Quantas vezes não pode suceder o mesmo connosco? Quantas vezes não é mais fácil olhar à nossa volta e dizer que está certo e correcto o que dizem ou fazem os nossos pais, os nossos professores, ou, para quem trabalha, o chefe? Dum modo ou doutro dependemos dessas pessoas. E o mesmo se passa no caso de amigos, vizinhos, colegas, sobretudo se estamos a dever algum favor ou se precisamos de algum favor. O mais fácil é fechar os olhos e dizer: não quero chatices!...
Não foi isso que fez Samuel. Por esse motivo o exemplo dele é tão importante para nós. Claro que ele sabia que tinha deveres para com Eli e para com a família dele. Quando ouviu um chamamento no seu íntimo, a princípio foi ter com ele. Mas Eli mostrou-lhe que o principal não era servi-lo a ele, mas a Deus, adorado no santuário onde estavam. E Samuel percebeu finalmente que "é mais importante obedecer a Deus do que aos homens" (Actos 5, 29). Ele tinha obrigações para com Eli, Ofni e Fineias, e devia-lhes muito, mas isso não podia calar a voz da sua consciência. Não podia achar que o que eles faziam estava certo. E menos ainda podia fazer o mesmo que eles faziam, se viesse a ter oportunidade. Ao entender o que é que era mais importante, a voz de Deus falou-lhe ao coração.
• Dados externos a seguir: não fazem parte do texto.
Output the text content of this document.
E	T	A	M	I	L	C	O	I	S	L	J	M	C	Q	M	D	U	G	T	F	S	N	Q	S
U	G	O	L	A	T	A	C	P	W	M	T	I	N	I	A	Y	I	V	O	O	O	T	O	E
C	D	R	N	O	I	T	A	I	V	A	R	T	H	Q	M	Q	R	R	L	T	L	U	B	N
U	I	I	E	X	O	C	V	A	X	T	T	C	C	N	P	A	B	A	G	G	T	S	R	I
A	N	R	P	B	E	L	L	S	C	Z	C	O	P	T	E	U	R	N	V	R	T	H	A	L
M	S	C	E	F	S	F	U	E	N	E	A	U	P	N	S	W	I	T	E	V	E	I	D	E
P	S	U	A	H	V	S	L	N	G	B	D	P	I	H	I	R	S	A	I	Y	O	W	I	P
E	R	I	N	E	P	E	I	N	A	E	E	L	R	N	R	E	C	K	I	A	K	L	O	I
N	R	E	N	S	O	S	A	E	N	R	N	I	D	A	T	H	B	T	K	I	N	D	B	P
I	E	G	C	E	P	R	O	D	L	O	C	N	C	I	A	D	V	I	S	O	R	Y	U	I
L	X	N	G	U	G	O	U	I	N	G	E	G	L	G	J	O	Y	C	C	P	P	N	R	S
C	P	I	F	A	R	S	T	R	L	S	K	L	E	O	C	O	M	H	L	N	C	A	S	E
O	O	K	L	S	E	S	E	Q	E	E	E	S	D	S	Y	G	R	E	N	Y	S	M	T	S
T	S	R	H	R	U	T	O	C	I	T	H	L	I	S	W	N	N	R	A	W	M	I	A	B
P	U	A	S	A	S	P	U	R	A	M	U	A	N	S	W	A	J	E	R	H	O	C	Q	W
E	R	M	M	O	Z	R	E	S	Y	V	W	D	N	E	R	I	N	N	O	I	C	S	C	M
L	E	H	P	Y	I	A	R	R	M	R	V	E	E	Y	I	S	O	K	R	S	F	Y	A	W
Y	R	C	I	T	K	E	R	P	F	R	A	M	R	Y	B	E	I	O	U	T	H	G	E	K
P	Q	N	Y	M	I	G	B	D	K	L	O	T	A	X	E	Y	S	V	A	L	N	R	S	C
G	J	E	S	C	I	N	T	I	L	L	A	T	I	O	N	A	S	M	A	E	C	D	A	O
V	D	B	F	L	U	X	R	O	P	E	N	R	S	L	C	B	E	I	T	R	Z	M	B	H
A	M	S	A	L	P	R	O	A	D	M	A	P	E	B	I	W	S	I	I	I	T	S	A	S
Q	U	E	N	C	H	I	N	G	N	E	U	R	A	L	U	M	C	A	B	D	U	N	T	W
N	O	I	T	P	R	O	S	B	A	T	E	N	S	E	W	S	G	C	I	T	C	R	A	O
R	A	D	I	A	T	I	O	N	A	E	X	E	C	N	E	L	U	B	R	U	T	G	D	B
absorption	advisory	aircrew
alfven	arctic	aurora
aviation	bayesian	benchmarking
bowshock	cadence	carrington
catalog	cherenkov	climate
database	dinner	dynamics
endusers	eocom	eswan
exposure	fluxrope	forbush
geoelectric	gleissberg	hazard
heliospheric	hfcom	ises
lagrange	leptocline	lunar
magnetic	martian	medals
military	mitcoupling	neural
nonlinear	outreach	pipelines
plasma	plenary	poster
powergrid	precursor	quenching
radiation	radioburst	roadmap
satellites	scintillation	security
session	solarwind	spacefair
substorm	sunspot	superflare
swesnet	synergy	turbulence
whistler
Como seria bom se sucedesse o mesmo connosco! Como seria bom se conseguíssemos sempre perceber o que é justo e injusto, certo e errado! Mesmo quando seja alguém de que gostamos que está enganado e faz algo de errado, incorrecto ou imoral. Mesmo quando seja alguém de quem dependemos, de quem precisamos e a quem devemos favores que esteja a fazer coisas inaceitáveis ou a ter um comportamento vergonhoso. Mesmo quando isso nos possa prejudicar, mesmo quando alguém possa achar que somos ingratos por aquilo que pudermos ter recebido, mesmo quando alguém ache que a nossa consciência, a nossa opinião ou o nosso voto já deviam estar compradas. É que a nossa posição e a nossa consciência não podem ser vendidas assim.
Claro que por vezes traz aborrecimentos. Claro que por vezes há quem não perceba. Claro que por vezes isso nos prejudica. E pior: por vezes - não, é mesmo a maioria das vezes! - custa a perceber o que é que é mesmo certo ou justo! Também custou a Samuel. Também o dilema foi para ele difícil. Para nós também pode ser. Mas não é por isso que podemos abdicar da nossa consciência. Deixemos que o Espírito Santo fale nela.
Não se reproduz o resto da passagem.